Having spent the first thirteen years of my Christian journey living as if I was already healed, having no idea I was further from healing than ever, because of my legalistic faith, I then began my trek to Christ, finally.
Sure, I’d attended church, Bible studies, done service, prayed and read the Bible a whole lot. Yet I’d grown not one bit. In fact, I had backslidden in the faith, even if I did spasmodically act Christianly. I had a grasp on the Scriptures but no idea about faith or grace. I had missed the point. And my life reflected that.
I was, in my own eyes, righteous. I really had no business with Jesus. And I really didn’t know how far from His Kingdom I was. Jesus could have no business with me until I finally woke up — I was (and am) a sinner.
My world had fallen apart. Jesus was all I had left. I’d so neglected my relationship with Jesus. I never even realised that faith in Jesus was a relationship and not rules. That Jesus didn’t require me to be perfect, and I no longer had to pretend I was. He was my perfection.
Only when I had nothing left, when I was desperate enough to reach out, not as a ‘righteous’ person, but as a sinner, did I begin to appreciate and experience the grace that saves. The grace that is the easy yoke of Christ, lightening the burden life had become.
That day, and those months of days, when I implored God for His help, I found He had called me from long ago. I was now welcome in His church. And finally, the church could help me heal.

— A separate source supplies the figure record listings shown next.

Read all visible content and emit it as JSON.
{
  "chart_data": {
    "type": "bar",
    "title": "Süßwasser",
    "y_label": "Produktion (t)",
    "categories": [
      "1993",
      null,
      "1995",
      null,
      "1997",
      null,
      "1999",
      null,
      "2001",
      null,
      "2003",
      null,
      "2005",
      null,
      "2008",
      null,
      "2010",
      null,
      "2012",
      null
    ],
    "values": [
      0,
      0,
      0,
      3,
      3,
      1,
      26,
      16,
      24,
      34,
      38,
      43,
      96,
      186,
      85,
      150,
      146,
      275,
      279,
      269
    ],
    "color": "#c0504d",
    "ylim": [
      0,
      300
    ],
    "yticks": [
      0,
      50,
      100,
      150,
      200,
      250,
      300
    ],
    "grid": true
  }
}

I spoke with a lady at a church function, who, having recovered from heroin addiction, still struggling from mental illness and much brokenness because of copious rejection, had a pastor’s wife say to her once, “you’re different to us…” as if to say “you don’t belong here.”
We’re surprised to hear such things, but we shouldn’t be. We’re all sinners.

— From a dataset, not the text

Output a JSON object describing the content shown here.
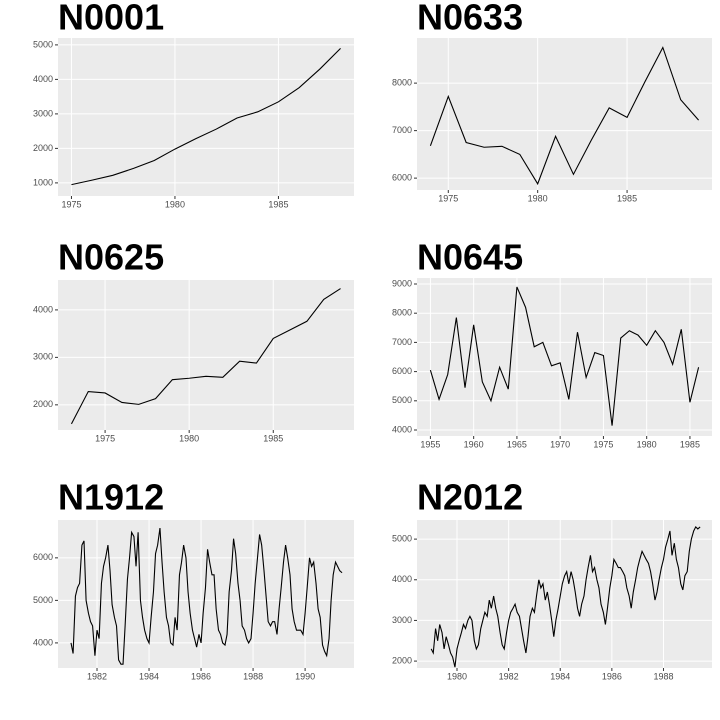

The truth is she, if anyone, belonged. And we all belong if we can answer this question in the affirmative: “Are you someone who hasn’t got their life all together?” Anyone who can say ‘yes’ to that question belongs in the church within the Kingdom of God.
Jesus calls those who realise they’re incomplete without Him; who recognise their need of God’s help.
Jesus’ help is free and priceless, but we must see our need of Him, to accept we’re sick to submit to His healing.
The greatest encouragement we could ever contemplate is we’re in constant need of healing — all of us. Only Jesus can help.